We can see that, while corner kicks produced about twice as many shots per possession than typical attacking-third possessions, they only led to about 25% more goals per possession due to packed boxes and low finishing rates. But not all attacking-third possession are equal, and it seems as though many of the possessions that lead to corners come from attacking-third possessions that are deeper in the opponent’s territory. As the attacking-third possessions get closer and closer to goal, they probably become more dangerous than corner kicks.
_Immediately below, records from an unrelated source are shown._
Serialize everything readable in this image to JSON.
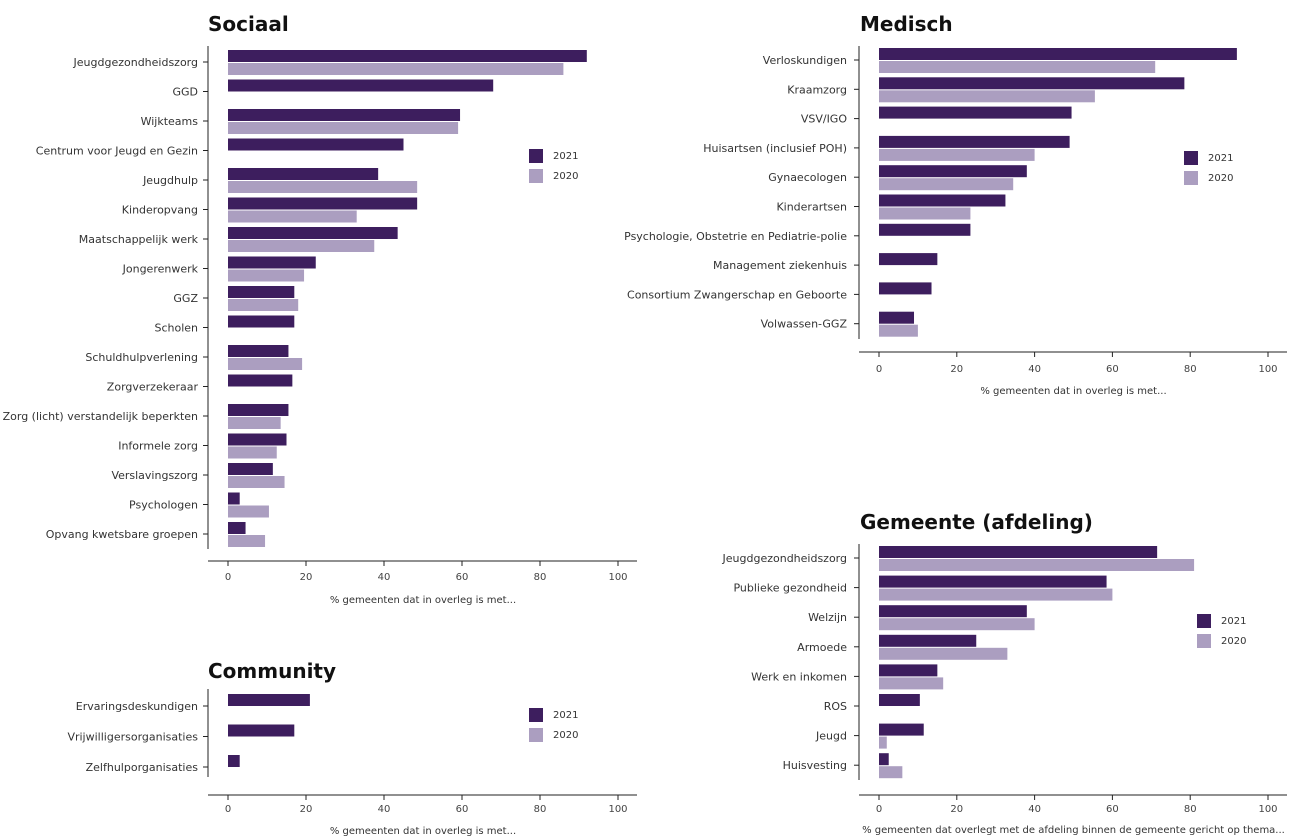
{
  "colors": {
    "s2021": "#3d1e5e",
    "s2020": "#ab9ec0"
  },
  "chart_data": [
    {
      "id": "sociaal",
      "type": "bar",
      "orientation": "horizontal",
      "title": "Sociaal",
      "xlabel": "% gemeenten dat in overleg is met...",
      "xlim": [
        0,
        100
      ],
      "xticks": [
        0,
        20,
        40,
        60,
        80,
        100
      ],
      "legend": [
        "2021",
        "2020"
      ],
      "legend_position": "right",
      "categories": [
        "Jeugdgezondheidszorg",
        "GGD",
        "Wijkteams",
        "Centrum voor Jeugd en Gezin",
        "Jeugdhulp",
        "Kinderopvang",
        "Maatschappelijk werk",
        "Jongerenwerk",
        "GGZ",
        "Scholen",
        "Schuldhulpverlening",
        "Zorgverzekeraar",
        "Zorg (licht) verstandelijk beperkten",
        "Informele zorg",
        "Verslavingszorg",
        "Psychologen",
        "Opvang kwetsbare groepen"
      ],
      "series": [
        {
          "name": "2021",
          "values": [
            92,
            68,
            59.5,
            45,
            38.5,
            48.5,
            43.5,
            22.5,
            17,
            17,
            15.5,
            16.5,
            15.5,
            15,
            11.5,
            3,
            4.5
          ]
        },
        {
          "name": "2020",
          "values": [
            86,
            null,
            59,
            null,
            48.5,
            33,
            37.5,
            19.5,
            18,
            null,
            19,
            null,
            13.5,
            12.5,
            14.5,
            10.5,
            9.5
          ]
        }
      ]
    },
    {
      "id": "community",
      "type": "bar",
      "orientation": "horizontal",
      "title": "Community",
      "xlabel": "% gemeenten dat in overleg is met...",
      "xlim": [
        0,
        100
      ],
      "xticks": [
        0,
        20,
        40,
        60,
        80,
        100
      ],
      "legend": [
        "2021",
        "2020"
      ],
      "legend_position": "right",
      "categories": [
        "Ervaringsdeskundigen",
        "Vrijwilligersorganisaties",
        "Zelfhulporganisaties"
      ],
      "series": [
        {
          "name": "2021",
          "values": [
            21,
            17,
            3
          ]
        },
        {
          "name": "2020",
          "values": [
            null,
            null,
            null
          ]
        }
      ]
    },
    {
      "id": "medisch",
      "type": "bar",
      "orientation": "horizontal",
      "title": "Medisch",
      "xlabel": "% gemeenten dat in overleg is met...",
      "xlim": [
        0,
        100
      ],
      "xticks": [
        0,
        20,
        40,
        60,
        80,
        100
      ],
      "legend": [
        "2021",
        "2020"
      ],
      "legend_position": "right",
      "categories": [
        "Verloskundigen",
        "Kraamzorg",
        "VSV/IGO",
        "Huisartsen (inclusief POH)",
        "Gynaecologen",
        "Kinderartsen",
        "Psychologie, Obstetrie en Pediatrie-polie",
        "Management ziekenhuis",
        "Consortium Zwangerschap en Geboorte",
        "Volwassen-GGZ"
      ],
      "series": [
        {
          "name": "2021",
          "values": [
            92,
            78.5,
            49.5,
            49,
            38,
            32.5,
            23.5,
            15,
            13.5,
            9
          ]
        },
        {
          "name": "2020",
          "values": [
            71,
            55.5,
            null,
            40,
            34.5,
            23.5,
            null,
            null,
            null,
            10
          ]
        }
      ]
    },
    {
      "id": "gemeente",
      "type": "bar",
      "orientation": "horizontal",
      "title": "Gemeente (afdeling)",
      "xlabel": "% gemeenten dat overlegt met de afdeling binnen de gemeente gericht op thema...",
      "xlim": [
        0,
        100
      ],
      "xticks": [
        0,
        20,
        40,
        60,
        80,
        100
      ],
      "legend": [
        "2021",
        "2020"
      ],
      "legend_position": "right",
      "categories": [
        "Jeugdgezondheidszorg",
        "Publieke gezondheid",
        "Welzijn",
        "Armoede",
        "Werk en inkomen",
        "ROS",
        "Jeugd",
        "Huisvesting"
      ],
      "series": [
        {
          "name": "2021",
          "values": [
            71.5,
            58.5,
            38,
            25,
            15,
            10.5,
            11.5,
            2.5
          ]
        },
        {
          "name": "2020",
          "values": [
            81,
            60,
            40,
            33,
            16.5,
            null,
            2,
            6
          ]
        }
      ]
    }
  ]
}
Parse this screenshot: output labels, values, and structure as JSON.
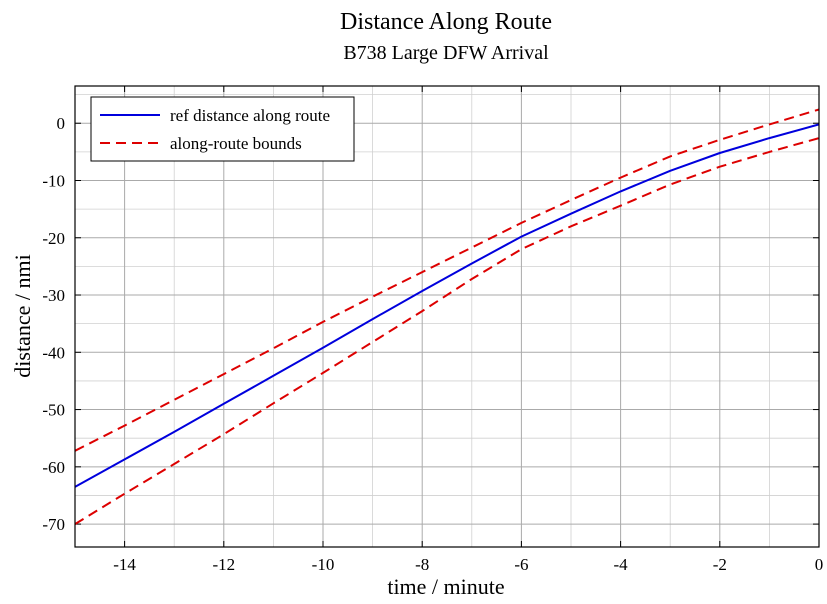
{
  "chart_data": {
    "type": "line",
    "title": "Distance Along Route",
    "subtitle": "B738 Large DFW Arrival",
    "xlabel": "time / minute",
    "ylabel": "distance / nmi",
    "xlim": [
      -15,
      0
    ],
    "ylim": [
      -74,
      6.5
    ],
    "x_ticks": [
      -14,
      -12,
      -10,
      -8,
      -6,
      -4,
      -2,
      0
    ],
    "y_ticks": [
      0,
      -10,
      -20,
      -30,
      -40,
      -50,
      -60,
      -70
    ],
    "x_tick_labels": [
      "-14",
      "-12",
      "-10",
      "-8",
      "-6",
      "-4",
      "-2",
      "0"
    ],
    "y_tick_labels": [
      "0",
      "-10",
      "-20",
      "-30",
      "-40",
      "-50",
      "-60",
      "-70"
    ],
    "grid": true,
    "legend_position": "top-left",
    "legend": {
      "ref_label": "ref distance along route",
      "bounds_label": "along-route bounds"
    },
    "colors": {
      "ref": "#0000dd",
      "bounds": "#dd0000",
      "grid": "#aaaaaa"
    },
    "series": [
      {
        "name": "ref distance along route",
        "style": "solid",
        "x": [
          -15,
          -14,
          -13,
          -12,
          -11,
          -10,
          -9,
          -8,
          -7,
          -6,
          -5,
          -4,
          -3,
          -2,
          -1,
          0
        ],
        "y": [
          -63.5,
          -58.7,
          -53.9,
          -49.0,
          -44.1,
          -39.2,
          -34.2,
          -29.3,
          -24.5,
          -19.8,
          -15.8,
          -11.9,
          -8.3,
          -5.2,
          -2.6,
          -0.2
        ]
      },
      {
        "name": "along-route bounds",
        "style": "dashed",
        "x": [
          -15,
          -14,
          -13,
          -12,
          -11,
          -10,
          -9,
          -8,
          -7,
          -6,
          -5,
          -4,
          -3,
          -2,
          -1,
          0
        ],
        "y": [
          -57.2,
          -52.8,
          -48.3,
          -43.8,
          -39.3,
          -34.7,
          -30.3,
          -26.0,
          -21.7,
          -17.4,
          -13.4,
          -9.5,
          -5.8,
          -2.9,
          -0.2,
          2.4
        ]
      },
      {
        "name": "",
        "style": "dashed",
        "x": [
          -15,
          -14,
          -13,
          -12,
          -11,
          -10,
          -9,
          -8,
          -7,
          -6,
          -5,
          -4,
          -3,
          -2,
          -1,
          0
        ],
        "y": [
          -70.0,
          -64.7,
          -59.5,
          -54.3,
          -48.9,
          -43.6,
          -38.2,
          -32.8,
          -27.2,
          -22.0,
          -18.0,
          -14.4,
          -10.7,
          -7.6,
          -5.0,
          -2.6
        ]
      }
    ]
  }
}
It may be more correct to say that teams don’t earn corners, but rather, they settle for corners.

These numbers aren’t as precise as I’d like, but they still sobered me up a little for corner kicks. But no promises that I can keep my cool if the Timbers are facing a corner in the waning seconds stoppage time.

*Teams typically lose possession on bad passes about 89 times per match, and about 43.5 of those instances occur in the attacking third according to OPTA data. This led to a 48.8-percent estimate of possessions ending in the final third.